Bobrovksy won 28 games in his rookie season and got the call to start Game 1 in the first round against Buffalo. He started Game 2 before he was yanked and didn't get a start again until Friday's 5-1 loss to the Bruins in Game 4.

Boucher won all four postseason games for the Flyers. The journeyman goalie, in his third stint with the organization, likely won't be back. Leighton, who led the Flyers to the Stanley Cup finals, might also be on the way out.

The goalie-by-committee experiment will likely end. There are several-high profile free agents the Flyers could pursue, and perhaps, find some stability in net.

The Flyers did not have a shutout all season.

Flyers general manager Paul Holmgren refused to blame the goaltending for the early exit.

"I know it looks bad when you pull a guy all the time, but goaltending, and I have said this before, I believe is a function of your team," he said.

Then consider defense reason No. 2. Chris Pronger played only three of the 11 playoff games, a huge blow for the Flyers, especially on the power play.

The leaky defense was evident throughout the Boston series. Pucks were left to hang near the crease and the Bruins gladly pounded them in for easy goals.

Sean O'Donnell and Andrej Meszaros were upgrades but more needs to be done.

"Our guys, as a group, I don't think raised their game enough to be able to beat Boston in this series," Holmgren said. "Would we have liked to have had Chris? Yeah, but the other, I know four of those guys have a lot of playoff experience and I don't think as a group they played the way we needed them to play."

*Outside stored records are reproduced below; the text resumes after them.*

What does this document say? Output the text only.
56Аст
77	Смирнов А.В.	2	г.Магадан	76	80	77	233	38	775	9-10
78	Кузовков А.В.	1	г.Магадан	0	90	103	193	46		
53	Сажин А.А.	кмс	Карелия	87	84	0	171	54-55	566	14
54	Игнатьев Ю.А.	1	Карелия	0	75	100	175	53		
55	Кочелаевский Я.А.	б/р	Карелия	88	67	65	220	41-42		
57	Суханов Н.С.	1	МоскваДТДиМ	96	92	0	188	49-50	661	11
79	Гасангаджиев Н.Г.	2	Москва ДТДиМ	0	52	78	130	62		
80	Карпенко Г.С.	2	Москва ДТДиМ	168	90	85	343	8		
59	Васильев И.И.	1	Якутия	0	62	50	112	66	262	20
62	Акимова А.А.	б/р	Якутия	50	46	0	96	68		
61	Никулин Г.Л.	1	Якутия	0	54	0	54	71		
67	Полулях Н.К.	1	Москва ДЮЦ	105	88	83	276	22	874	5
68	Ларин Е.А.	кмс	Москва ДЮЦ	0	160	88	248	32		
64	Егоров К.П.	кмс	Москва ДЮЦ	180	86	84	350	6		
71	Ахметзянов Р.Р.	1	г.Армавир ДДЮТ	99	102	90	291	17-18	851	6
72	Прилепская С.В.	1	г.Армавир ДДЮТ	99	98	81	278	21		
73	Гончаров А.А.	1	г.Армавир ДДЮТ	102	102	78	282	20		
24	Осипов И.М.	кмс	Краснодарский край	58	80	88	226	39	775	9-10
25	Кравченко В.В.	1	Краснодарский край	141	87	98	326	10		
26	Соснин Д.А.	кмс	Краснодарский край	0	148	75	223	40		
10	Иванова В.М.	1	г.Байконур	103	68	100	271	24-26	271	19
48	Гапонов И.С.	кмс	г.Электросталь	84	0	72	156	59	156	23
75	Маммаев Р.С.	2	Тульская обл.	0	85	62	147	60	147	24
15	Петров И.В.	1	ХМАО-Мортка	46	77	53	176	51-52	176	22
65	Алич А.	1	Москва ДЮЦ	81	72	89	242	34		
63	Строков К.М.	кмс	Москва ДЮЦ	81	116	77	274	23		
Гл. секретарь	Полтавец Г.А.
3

What the Flyers did get was a clear that sign that James van Riemsdyk and Claude Giroux have emerged as the future stars of the franchise.

Giroux led the Flyers with 76 points and made the All-Star team. Van Riemsdyk had seven goals in the postseason.

Mike Richards and Jeff Carter were once the 1-2 forwards expected to lead the Flyers to their first Stanley Cup title since 1975. They've hardly been slouches -- Richards is the team captain, Carter led them with 36 goals.

But for the second straight postseason, Carter missed significant time with injuries.

While the Flyers had seven players with at least 20 goals, they were still shutout twice against Buffalo. Before winning the regular-season finale, the Flyers had a five-game losing streak. They were shutout once and never scored more than three goals in any of those games.

The Flyers had no answers for the late-season scoring funk.

"I don't really know what happened, to be honest," van Riemsdyk said. "I don't really know."